To test the accuracy of their model under real conditions, the researchers first determined the values of the model parameters in a controlled experimental setup using a Class-A Sun Simulator over a test PV module. Once the parameters were determined and the predictions made, they studied a solar PV module and then a 1 kWp PV system installed on the rooftop of the Centre for Energy and Environmental Engineering at the National Institute of Technology, Hamirpur. From there, the researchers gathered data to validate the predictions of their model.
The results are promising, as the predictions of the proposed model are more accurate than those of previous ones. Additionally, the researchers noted the number of solar parameters to include in the model so as to produce the best predictions with varied temperature and solar radiation intensities (in other words, with the time of day, season, and weather conditions). These insights will be helpful in future studies on solar energy, as Prof. Chandel explains: “Our model could be useful for developing PV power forecasting software capable of predicting daily, monthly, and yearly solar power generation, which is a crucial parameter for calculating the electricity supply and demand distribution, as well as for marketing PV systems.”
According to the researchers, their work could ultimately help improve the efficiency of solar cells and PV technology in large solar power plants, which are being installed both worldwide and locally under India’s National Solar Mission. “Being able to predict the output power of different PV technologies will help interested parties decide for the best option available in the market for a particular location,” explains Prof. Chandel, “Based on the foreseen energy generation and the selected technology, one can estimate the total expenditure and payback period for a given project.”

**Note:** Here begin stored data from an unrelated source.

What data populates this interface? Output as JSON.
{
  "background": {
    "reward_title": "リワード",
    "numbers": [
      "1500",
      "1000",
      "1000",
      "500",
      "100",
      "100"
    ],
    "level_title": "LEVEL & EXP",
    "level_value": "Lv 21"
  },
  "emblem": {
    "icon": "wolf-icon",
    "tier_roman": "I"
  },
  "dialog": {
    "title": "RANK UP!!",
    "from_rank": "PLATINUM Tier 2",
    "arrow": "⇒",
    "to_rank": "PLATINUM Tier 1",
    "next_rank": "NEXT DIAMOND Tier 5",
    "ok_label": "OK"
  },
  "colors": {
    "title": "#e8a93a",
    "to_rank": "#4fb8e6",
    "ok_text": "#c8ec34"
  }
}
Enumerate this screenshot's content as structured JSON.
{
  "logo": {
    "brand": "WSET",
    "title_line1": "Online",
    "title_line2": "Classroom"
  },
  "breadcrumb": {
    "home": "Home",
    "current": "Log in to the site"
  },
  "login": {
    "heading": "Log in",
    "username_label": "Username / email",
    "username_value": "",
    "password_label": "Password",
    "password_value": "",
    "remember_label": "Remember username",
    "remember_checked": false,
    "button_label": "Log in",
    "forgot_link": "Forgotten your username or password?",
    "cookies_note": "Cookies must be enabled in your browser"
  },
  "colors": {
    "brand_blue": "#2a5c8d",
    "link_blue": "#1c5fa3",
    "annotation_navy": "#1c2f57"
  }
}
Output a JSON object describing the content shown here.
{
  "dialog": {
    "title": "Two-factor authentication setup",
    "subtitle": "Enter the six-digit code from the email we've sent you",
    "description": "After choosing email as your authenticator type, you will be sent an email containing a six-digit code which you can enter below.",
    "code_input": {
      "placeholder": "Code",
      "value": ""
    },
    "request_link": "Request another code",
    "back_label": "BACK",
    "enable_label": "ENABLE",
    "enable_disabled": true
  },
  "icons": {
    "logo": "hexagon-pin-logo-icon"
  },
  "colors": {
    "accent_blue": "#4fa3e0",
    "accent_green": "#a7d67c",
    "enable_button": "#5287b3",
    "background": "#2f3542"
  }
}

In short, this study will hopefully pave the way to a faster transition into renewable energy sources. Let us all keep pushing onwards towards our common goal of sustainability!
|Authors||Prashant Malik, Rahul Chandel, and Shyam Singh Chandel|
|Title of the original paper||A power prediction model and its validation for a rooftop photovoltaic power plant considering module degradation|
|Affiliations||Centre for Energy and Environmental Engineering, National Institute of Technology, Hamirpur, Himachal Pradesh, India|
Photovoltaics Research Group, Centre of Excellence in Energy Science and Technology, Shoolini University, Solan
Reference information for EA:
|Latest article publication date:||Solar Energy, Volume 224, August 2021|
|Method of Research:||Computational simulation/modeling|
|Subject of Research:||Not Applicable|
|Conflict of Interest (COI):||The authors declare that they have no known competing financial interests or personal relationships that could have appeared to influence the work reported in this paper.|
About Professor Shyam Singh Chandel
Shyam Singh Chandel is the founder Head of the Centre for Energy & Environmental Engineering at the National Institute of Technology in Hamirpur, Himachal Pradesh, India. He is currently working as Director of the Centre of Excellence in Energy Science & Technology at Shoolini University, also in Himachal Pradesh, India. He has over 40 years of experience in renewable energy, solar photovoltaics, passive solar housing technology, wind energy, and solar–wind-based hybrid systems. He is recognized as among the top 2% of energy researchers worldwide as per the Stanford University World Ranking of Scientists and has published over 55 peer-reviewed papers.